As for the second rail, that rests with cards. Those payment options, too, have spread around the globe in uneven fashion with North America at one end of the spectrum and Africa at the other end, said Almeida.

Lastly, the third rail is tied to real-time payments, specifically A2A payments, he said, which have been growing by more than 45 percent year on year.

“It’s the most efficient rail that we have today,” he said. “It is much less expensive than the cards, and it is much more convenient than cash.”

In countries like Kenya or China and throughout the Middle East, real-time payments have been growing by leaps and bounds, leapfrogging the relatively lagging card acceptance and availability. (Conversely, the U.S. and Canada are lagging a bit when it comes to real-time payments, partly because the card networks have been so developed, noted Almeida.)

Interoperability

“It’s not always about the app,” he said. “Right now, it’s more about the rails. Everything is coming together.”

To get it all working, beyond the domestic schemes that are either debuting or on the drawing board around the world, interoperability is critical.

FedNow is a set of rails, as is The Clearing House (TCH). They’ll work in parallel for a while. Elsewhere, domestic markets, from Australia to Brazil, have their own sets of rails. At some point, all of those rails must interact and interconnect to have a global real-time payment scheme.

“The FedNow initiative is critical,” said Almeida, and banks are going to want to connect to the Fed’s system to deliver new offerings as quickly as possible and to the largest audience possible. He noted that opting in will require some partnership with infrastructure providers, including ACI.

Asked whether there are killer apps in place in the U.S., Almeida said that consumers have been flocking to Venmo, to Zelle, to P2P interactions. He predicted that more apps will come online that will track a user’s payment history and offer lines of credit based on that history, with personalized rates.

Webster remarked that a huge amount of activity is done across borders, which paves the way for an increasing number of commercial payments to be done via real-time conduits.

“The cross-border market is ready for disruption,” Almeida said.

The correspondent banking environment is 60 years old, he pointed out, and the future is moving toward real-time settlement between banks, with digital wallets and central bank digital currencies (CBDCs).

Consumers On Board

Of course, consumers have to get on board in order to convince FIs to take the time and make the investment needed to get real-time payments up and running.
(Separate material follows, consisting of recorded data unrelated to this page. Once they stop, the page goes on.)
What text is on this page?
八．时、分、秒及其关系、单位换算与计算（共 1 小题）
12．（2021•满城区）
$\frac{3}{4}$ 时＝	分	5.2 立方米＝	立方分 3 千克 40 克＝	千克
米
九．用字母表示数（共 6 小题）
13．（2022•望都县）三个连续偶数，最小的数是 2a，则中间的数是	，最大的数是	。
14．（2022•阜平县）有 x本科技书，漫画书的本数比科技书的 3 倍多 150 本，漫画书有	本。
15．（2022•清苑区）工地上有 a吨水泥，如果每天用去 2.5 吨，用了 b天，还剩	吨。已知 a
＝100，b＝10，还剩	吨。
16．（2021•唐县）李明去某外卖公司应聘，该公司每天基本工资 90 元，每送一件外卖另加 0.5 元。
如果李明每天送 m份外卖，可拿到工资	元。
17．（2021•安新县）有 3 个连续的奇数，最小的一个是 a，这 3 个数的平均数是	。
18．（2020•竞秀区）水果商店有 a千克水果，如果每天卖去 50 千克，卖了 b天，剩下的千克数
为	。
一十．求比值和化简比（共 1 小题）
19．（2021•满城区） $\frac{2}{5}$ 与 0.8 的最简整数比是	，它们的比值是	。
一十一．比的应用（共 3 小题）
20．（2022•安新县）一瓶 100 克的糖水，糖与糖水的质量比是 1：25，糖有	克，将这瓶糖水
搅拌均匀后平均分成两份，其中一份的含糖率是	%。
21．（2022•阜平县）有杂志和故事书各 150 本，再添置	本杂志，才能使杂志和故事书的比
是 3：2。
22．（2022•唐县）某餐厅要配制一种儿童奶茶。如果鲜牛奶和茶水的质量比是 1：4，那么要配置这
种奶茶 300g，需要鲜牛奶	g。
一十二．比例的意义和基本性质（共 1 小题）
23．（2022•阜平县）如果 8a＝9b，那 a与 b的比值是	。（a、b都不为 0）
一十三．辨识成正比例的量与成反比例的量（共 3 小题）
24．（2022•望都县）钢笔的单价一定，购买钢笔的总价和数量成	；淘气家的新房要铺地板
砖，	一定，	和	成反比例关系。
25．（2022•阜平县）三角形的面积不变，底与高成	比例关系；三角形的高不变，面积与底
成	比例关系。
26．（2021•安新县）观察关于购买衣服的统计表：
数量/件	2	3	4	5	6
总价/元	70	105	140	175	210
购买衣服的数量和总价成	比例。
In developing economies, individuals are simply giving up the friction associated with cash — and they’re eager to do so. Almeida pointed to Brazil as a market that has been able to get consumers comfortable with real-time payments, largely based on the fact that the central bank has started out with a simple real-time experience (via PIX, the instant payment rail in which users simply use emails from the bank to log in and send money).

Generally speaking, said Almeida, “the roadmap is that you need to start with the basics: great customer service and customer experience. When consumers see that it is much simpler to do that, they start to do it right away. And then you start to add features to that.”

Examples of additional services could include lines of credit at banks, issued in real time.

Monetization Models

The monetization models are changing, too. Almeida said the fees charged by banks to merchants need not be anywhere close to card fees. Lower fees also entice merchants to come on board to the various real-time platforms, along with FinTechs and even Big Tech, and enable more innovation. And merchants will want to take advantage of real-time rails so they can sidestep several hundred basis points of interchange fees.

The broader levels of participation will give birth to a new financial services ecosystem. Banks may do what banks always do, which is lend and take deposits, but they can monetize the relationship in different ways as they add layers of services on top of traditional card offerings.

“There are also going to be local players, local FinTechs, innovating and creating new things that are locally relevant — and much more so than the ecosystem of cards,” Almeida told Webster. “You’re going to see change accelerating in payments.”